The lenght of a line segement is of 10units and the co-ordinate of one end point are (2,-3) if the abscissa of the other end is 10 find the ordinate of the other end??
Working plz plz
SORRY I DON'T KNOW
soory idk can u help me?
well, you know that
(10-2)^2 + (y+3)^2 = 10^2
So, now you can easily find y (the ordinate)
yyes ???????//
To find the ordinate of the other end of the line segment, we can use the distance formula. The formula for finding the distance between two points (x1, y1) and (x2, y2) is:
d = √((x2 - x1)^2 + (y2 - y1)^2)
In this case, we have one endpoint with coordinates (2, -3), and we know the length of the line segment is 10 units. We need to find the ordinate (y-coordinate) of the other endpoint when the abscissa (x-coordinate) is 10.

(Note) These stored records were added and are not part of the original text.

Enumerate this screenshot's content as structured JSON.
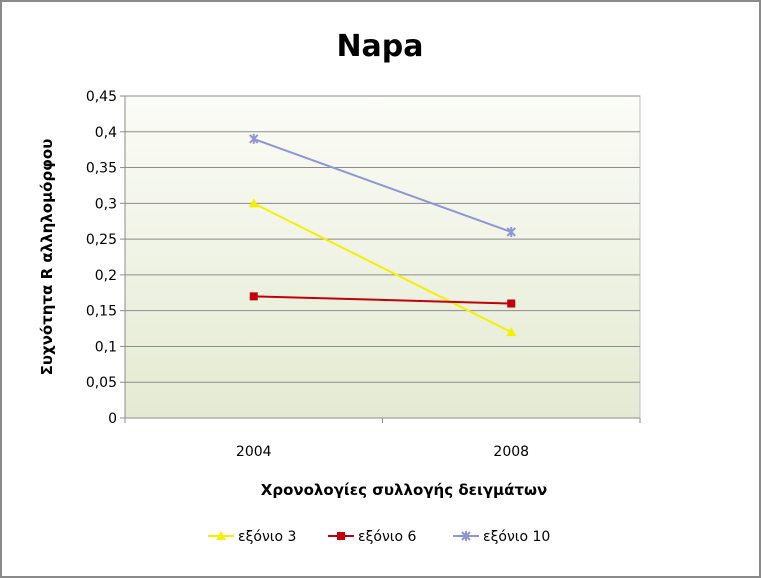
{
  "chart_data": {
    "type": "line",
    "title": "Napa",
    "xlabel": "Χρονολογίες συλλογής δειγμάτων",
    "ylabel": "Συχνότητα R αλληλομόρφου",
    "categories": [
      "2004",
      "2008"
    ],
    "ylim": [
      0,
      0.45
    ],
    "yticks": [
      0,
      0.05,
      0.1,
      0.15,
      0.2,
      0.25,
      0.3,
      0.35,
      0.4,
      0.45
    ],
    "ytick_labels": [
      "0",
      "0,05",
      "0,1",
      "0,15",
      "0,2",
      "0,25",
      "0,3",
      "0,35",
      "0,4",
      "0,45"
    ],
    "grid": true,
    "legend_position": "bottom",
    "series": [
      {
        "name": "εξόνιο 3",
        "values": [
          0.3,
          0.12
        ],
        "color": "#f5f000",
        "marker": "triangle"
      },
      {
        "name": "εξόνιο 6",
        "values": [
          0.17,
          0.16
        ],
        "color": "#c0000a",
        "marker": "square"
      },
      {
        "name": "εξόνιο 10",
        "values": [
          0.39,
          0.26
        ],
        "color": "#8e97d4",
        "marker": "star"
      }
    ]
  }
}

Let's assume the ordinate of the other endpoint is y. Using the distance formula, we have:
10 = √((10 - 2)^2 + (y - (-3))^2)
Simplifying the equation:
100 = (8^2 + (y + 3)^2)
100 = 64 + (y + 3)^2
(y + 3)^2 = 100 - 64
(y + 3)^2 = 36
Taking the square root of both sides:
y + 3 = ±√36
y + 3 = ±6
Now, we solve for y by subtracting 3 from both sides:
y = -3 ± 6
This gives us two possible values for y: -3 + 6 = 3 and -3 - 6 = -9. Therefore, the possible ordinates of the other endpoint are 3 and -9.